O controle da comunicação se deu pela criação de um ecossistema paralelo de WhatsApp, Telegram e canais de influenciadores que repetem, em coro, as mesmas narrativas. Palavras foram ressignificadas: “liberdade” passou a significar obediência ao líder; “democracia”, ameaça comunista. Qualquer informação externa é tratada como “perseguição da imprensa”.
O dogmatismo é imposto pela repetição incansável de slogans e pela sacralização da figura de Jair Bolsonaro. Ele não é um político falível; é o “enviado por Deus”. Questioná-lo é questionar o plano divino. A confissão e o culto à pureza aparecem na exigência de lealdade incondicional: quem critica é “infiel”, “traidor”, “isentão”. A doutrinação se dá em púlpitos e grupos de discipulado político que mesclam teologia com ódio ao “sistema”.
Os quatro anos de governo foram de refinamento desse método. As eleições de 2022 mostraram o resultado: mesmo derrotado, o líder manteve o rebanho cativo, porque a identidade do grupo já estava fundida à identidade individual. O bolsonarista não pensa mais por si; pensa conforme a tribo.
Agora, em 2026, a pré-campanha de Flávio Bolsonaro e seus aliados escancara que o método não só permanece como é aperfeiçoado. Nos eventos religiosos e nos grupos de WhatsApp, a estratégia é a mesma: reativar a sensação de cerco, reavivar a “culpa” pela “perda” do país nas últimas eleições e apresentar a candidatura da família como a única via redentora. O alvo preferencial continua sendo os evangélicos que se autodeclaram conservadores — justamente o segmento onde o mecanismo de reformulação do pensamento mostrou maior eficácia.

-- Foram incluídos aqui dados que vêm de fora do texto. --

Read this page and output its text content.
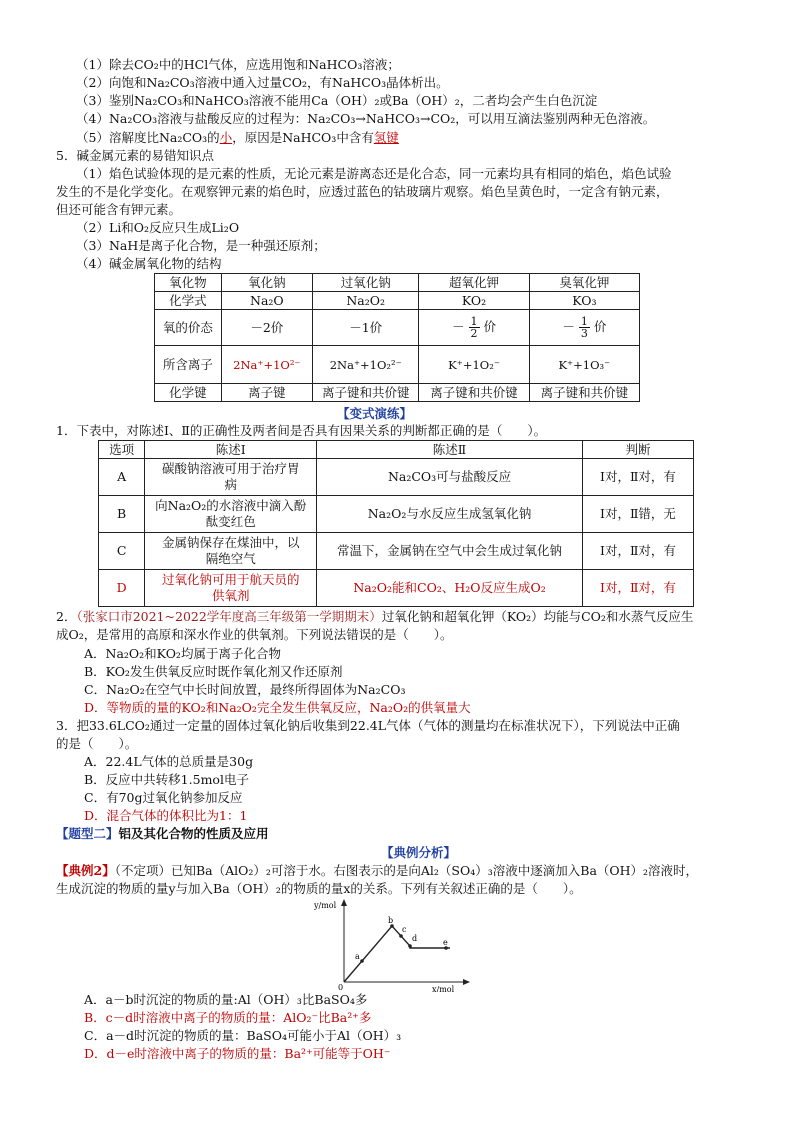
（1）除去CO₂中的HCl气体，应选用饱和NaHCO₃溶液；
（2）向饱和Na₂CO₃溶液中通入过量CO₂，有NaHCO₃晶体析出。
（3）鉴别Na₂CO₃和NaHCO₃溶液不能用Ca（OH）₂或Ba（OH）₂，二者均会产生白色沉淀
（4）Na₂CO₃溶液与盐酸反应的过程为：Na₂CO₃→NaHCO₃→CO₂，可以用互滴法鉴别两种无色溶液。
（5）溶解度比Na₂CO₃的小，原因是NaHCO₃中含有氢键
5．碱金属元素的易错知识点
（1）焰色试验体现的是元素的性质，无论元素是游离态还是化合态，同一元素均具有相同的焰色，焰色试验
发生的不是化学变化。在观察钾元素的焰色时，应透过蓝色的钴玻璃片观察。焰色呈黄色时，一定含有钠元素，
但还可能含有钾元素。
（2）Li和O₂反应只生成Li₂O
（3）NaH是离子化合物，是一种强还原剂；
（4）碱金属氧化物的结构
氧化物	氧化钠	过氧化钠	超氧化钾	臭氧化钾
化学式	Na₂O	Na₂O₂	KO₂	KO₃
氧的价态	－2价	－1价	－ $\frac{1}{2}$ 价	－ $\frac{1}{3}$ 价
所含离子	2Na⁺+1O²⁻	2Na⁺+1O₂²⁻	K⁺+1O₂⁻	K⁺+1O₃⁻
化学键	离子键	离子键和共价键	离子键和共价键	离子键和共价键
【变式演练】
1．下表中，对陈述Ⅰ、Ⅱ的正确性及两者间是否具有因果关系的判断都正确的是（　　）。
选项	陈述Ⅰ	陈述Ⅱ	判断
A	碳酸钠溶液可用于治疗胃
病	Na₂CO₃可与盐酸反应	Ⅰ对，Ⅱ对，有
B	向Na₂O₂的水溶液中滴入酚
酞变红色	Na₂O₂与水反应生成氢氧化钠	Ⅰ对，Ⅱ错，无
C	金属钠保存在煤油中，以
隔绝空气	常温下，金属钠在空气中会生成过氧化钠	Ⅰ对，Ⅱ对，有
D	过氧化钠可用于航天员的
供氧剂	Na₂O₂能和CO₂、H₂O反应生成O₂	Ⅰ对，Ⅱ对，有
2．（张家口市2021~2022学年度高三年级第一学期期末）过氧化钠和超氧化钾（KO₂）均能与CO₂和水蒸气反应生
成O₂，是常用的高原和深水作业的供氧剂。下列说法错误的是（　　）。
A．Na₂O₂和KO₂均属于离子化合物
B．KO₂发生供氧反应时既作氧化剂又作还原剂
C．Na₂O₂在空气中长时间放置，最终所得固体为Na₂CO₃
D．等物质的量的KO₂和Na₂O₂完全发生供氧反应，Na₂O₂的供氧量大
3．把33.6LCO₂通过一定量的固体过氧化钠后收集到22.4L气体（气体的测量均在标准状况下），下列说法中正确
的是（　　）。
A．22.4L气体的总质量是30g
B．反应中共转移1.5mol电子
C．有70g过氧化钠参加反应
D．混合气体的体积比为1：1
【题型二】铝及其化合物的性质及应用
【典例分析】
【典例2】（不定项）已知Ba（AlO₂）₂可溶于水。右图表示的是向Al₂（SO₄）₃溶液中逐滴加入Ba（OH）₂溶液时，
生成沉淀的物质的量y与加入Ba（OH）₂的物质的量x的关系。下列有关叙述正确的是（　　）。
y/mol
x/mol
0
a
b
c
d	e
A．a－b时沉淀的物质的量:Al（OH）₃比BaSO₄多
B．c－d时溶液中离子的物质的量：AlO₂⁻比Ba²⁺多
C．a－d时沉淀的物质的量：BaSO₄可能小于Al（OH）₃
D．d－e时溶液中离子的物质的量：Ba²⁺可能等于OH⁻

Entre esse público, o resultado é impressionante. Pesquisas mostram que a adesão ao bolsonarismo supera 70% em algumas denominações neopentecostais. Não se trata de apoio político comum: é um voto de identidade, forjado na repetição de que votar no “outro lado” é uma traição à fé. A estratégia de Lifton, aplicada com maestria, transformou cidadãos em peças de um exército que obedece antes ao líder do que à razão.
O que estamos vendo não é política tradicional. É a aplicação sistemática de técnicas de controle mental em escala nacional. E enquanto o bolsonarismo seguir tratando eleitor como fiel, e política como missão divina, seguirá comandando um rebanho que não aprendeu a pastar sozinho — porque foi treinado para depender do pastor.
A pergunta que fica é: até quando a sociedade aceitará que uma família converta o debate democrático em seita, e a fé em instrumento de alienação?